REPORTER: Regarding Myanmar, Ms. Aung San Suu Kyi is visiting Japan. Are there plans for her to meet with Japanese Government officials?

CHIEF CABINET SECRETARY SUGA: I am aware that Ms. Aung San Suu Kyi is in Japan and is meeting with various people from the traditionally concerned sectors or exchanging opinions with a variety of people regarding infrastructure in Myanmar in view of its future. I believe we, senior Japanese Government officials, and Ms. Aung San Suu Kyi have only exchanged views at the official level. While it has not yet been set, I understand that she is also scheduled to meet with the Prime Minister.

REPORTER: Myanmar also faces issues such as the conflict between Buddhists and Muslims and ethnic minorities. What kind of commitments will Japan make to Myanmar going forward?
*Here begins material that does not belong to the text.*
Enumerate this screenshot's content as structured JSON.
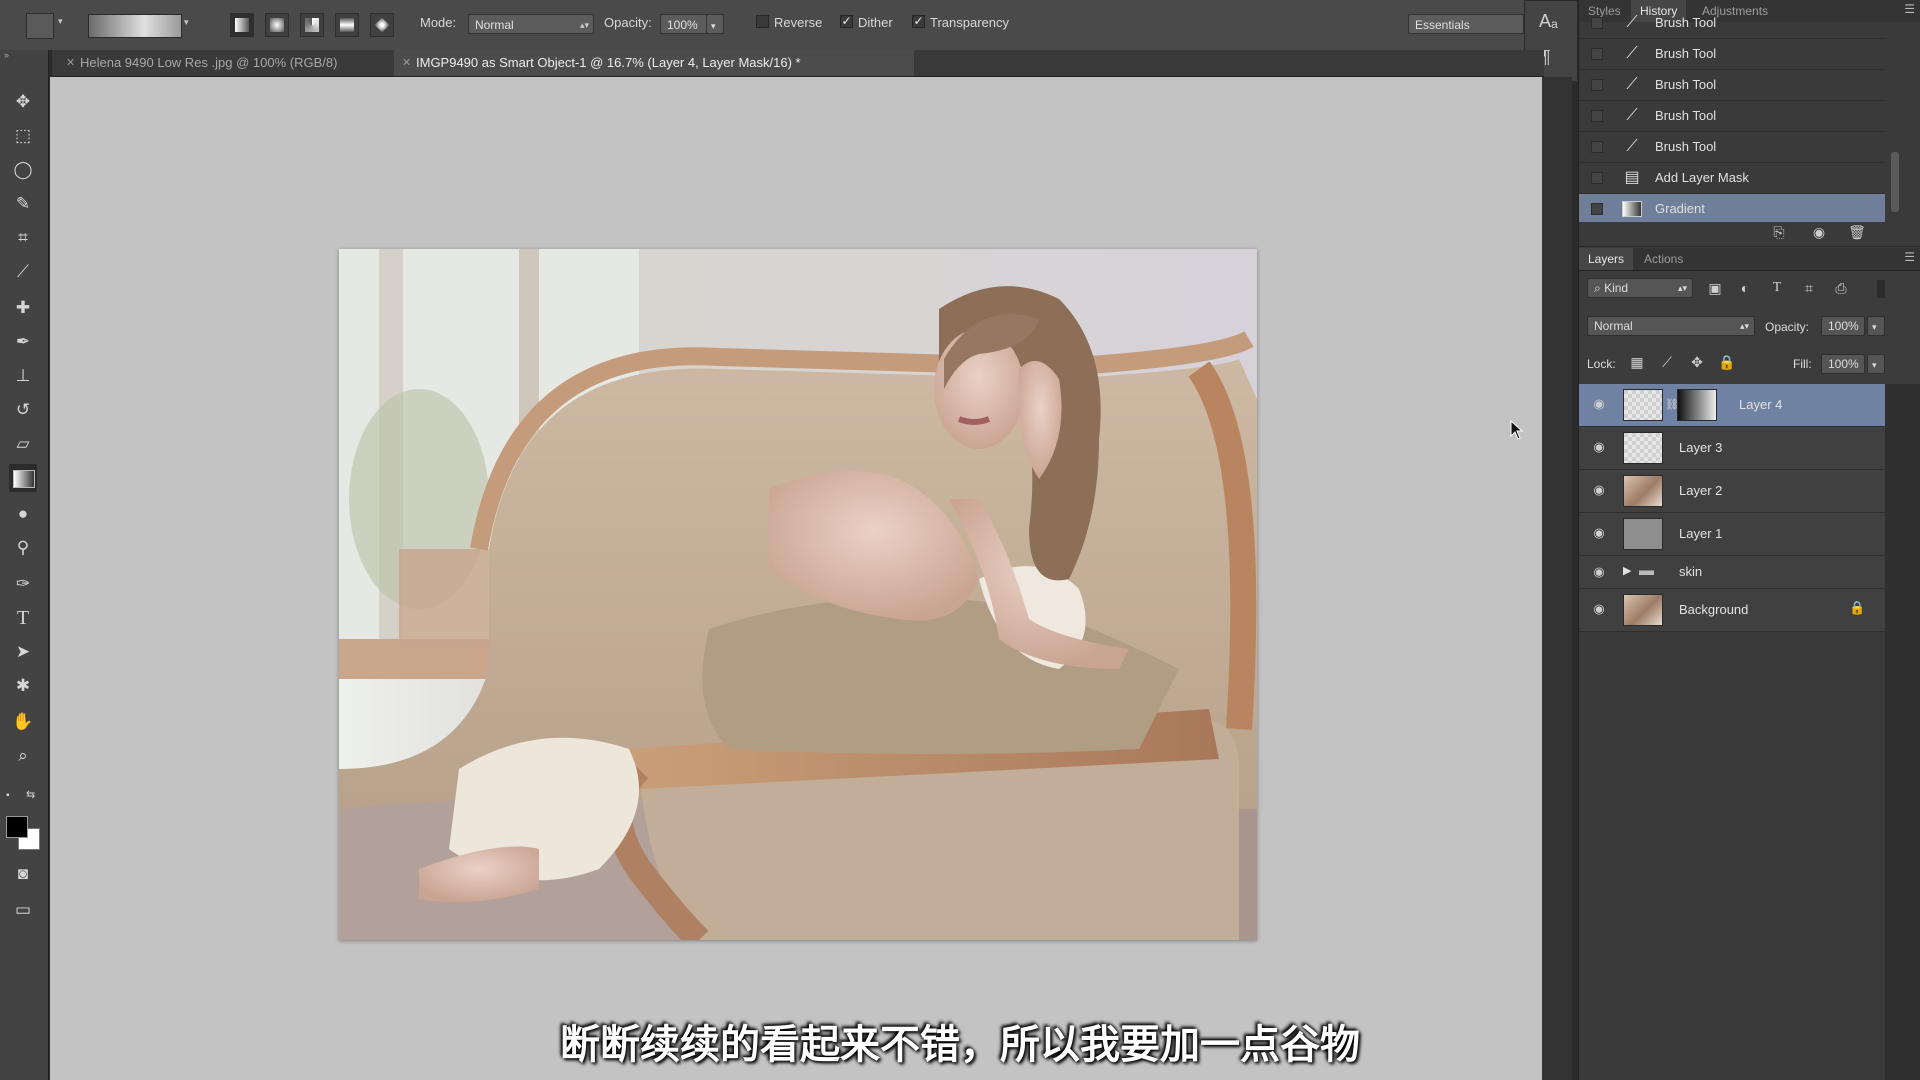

CHIEF CABINET SECRETARY SUGA: In this sense, as I have stated here before, a Cabinet decision was made to appoint Mr. Sasakawa, I believe, as Japan's Special Envoy. Mr. Sasakawa is a deeply trusted figure in the issue of ethnic minorities and is deemed to be a person who can act as a mediator in these conflicts. So the Japanese Government has decided to appoint him as a Special Envoy. In this sense, there is mutual trust, and I hope Japan can lead the efforts to reach reconciliation and establish the basis for further development.